Binary Trees in Python

Jorgen Grahn jgrahn-nntq at algonet.se
Sun Aug 21 04:38:55 EDT 2005


On Sat, 20 Aug 2005 15:19:55 -0400, Roy Smith <roy at panix.com> wrote:
> In article <mailman.3314.1124564952.10512.python-list at python.org>,
>  [diegueus9] Diego Andrés Sanabria <zessa9 at gmail.com> wrote:
>
>> Hello!!!
>> 
>> I want know if python have binary trees and more?
>
> Python does not come with a tree data structure.  The basic data structures 
> in Python are lists, tuples, and dicts (hash tables).
>
> People who are used to C++'s STL often feel short-changed because there's 
> not 47 other flavors of container, but it turns out that the three Python 
> gives you are pretty useful.  Many people never find a need to look beyond 
> them.

Uh, the STL has seven flavors:
- vector
- deque
- list
- set
- map
- multimap
- multiset
so that's not too bad for a static language.
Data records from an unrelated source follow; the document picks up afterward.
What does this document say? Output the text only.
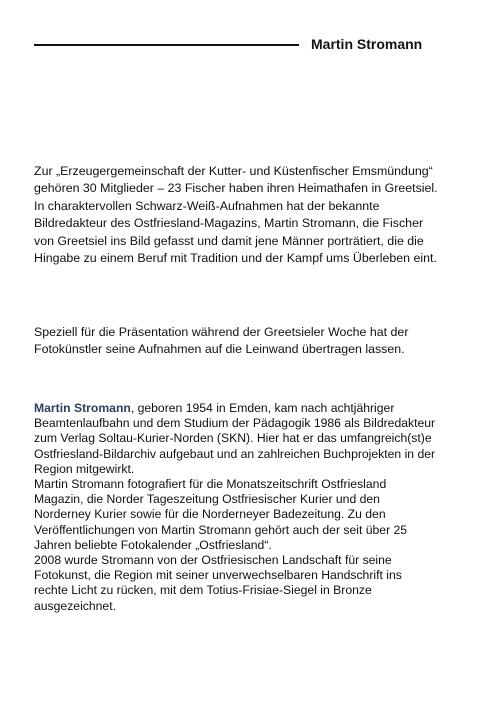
Martin Stromann
Zur „Erzeugergemeinschaft der Kutter- und Küstenfischer Emsmündung“
gehören 30 Mitglieder – 23 Fischer haben ihren Heimathafen in Greetsiel.
In charaktervollen Schwarz-Weiß-Aufnahmen hat der bekannte
Bildredakteur des Ostfriesland-Magazins, Martin Stromann, die Fischer
von Greetsiel ins Bild gefasst und damit jene Männer porträtiert, die die
Hingabe zu einem Beruf mit Tradition und der Kampf ums Überleben eint.
Speziell für die Präsentation während der Greetsieler Woche hat der
Fotokünstler seine Aufnahmen auf die Leinwand übertragen lassen.
Martin Stromann, geboren 1954 in Emden, kam nach achtjähriger
Beamtenlaufbahn und dem Studium der Pädagogik 1986 als Bildredakteur
zum Verlag Soltau-Kurier-Norden (SKN). Hier hat er das umfangreich(st)e
Ostfriesland-Bildarchiv aufgebaut und an zahlreichen Buchprojekten in der
Region mitgewirkt.
Martin Stromann fotografiert für die Monatszeitschrift Ostfriesland
Magazin, die Norder Tageszeitung Ostfriesischer Kurier und den
Norderney Kurier sowie für die Norderneyer Badezeitung. Zu den
Veröffentlichungen von Martin Stromann gehört auch der seit über 25
Jahren beliebte Fotokalender „Ostfriesland“.
2008 wurde Stromann von der Ostfriesischen Landschaft für seine
Fotokunst, die Region mit seiner unverwechselbaren Handschrift ins
rechte Licht zu rücken, mit dem Totius-Frisiae-Siegel in Bronze
ausgezeichnet.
Each of them
is vital for some purpose, but vector and map are by far the
most commonly used.

Neither C++ nor Python has tree structures in their standard libraries. I
assume that's because there is no single interface that is proven to suit
everybody's needs.

/Jorgen

-- 
  // Jorgen Grahn <jgrahn@       Ph'nglui mglw'nafh Cthulhu
\X/                algonet.se>   R'lyeh wgah'nagl fhtagn!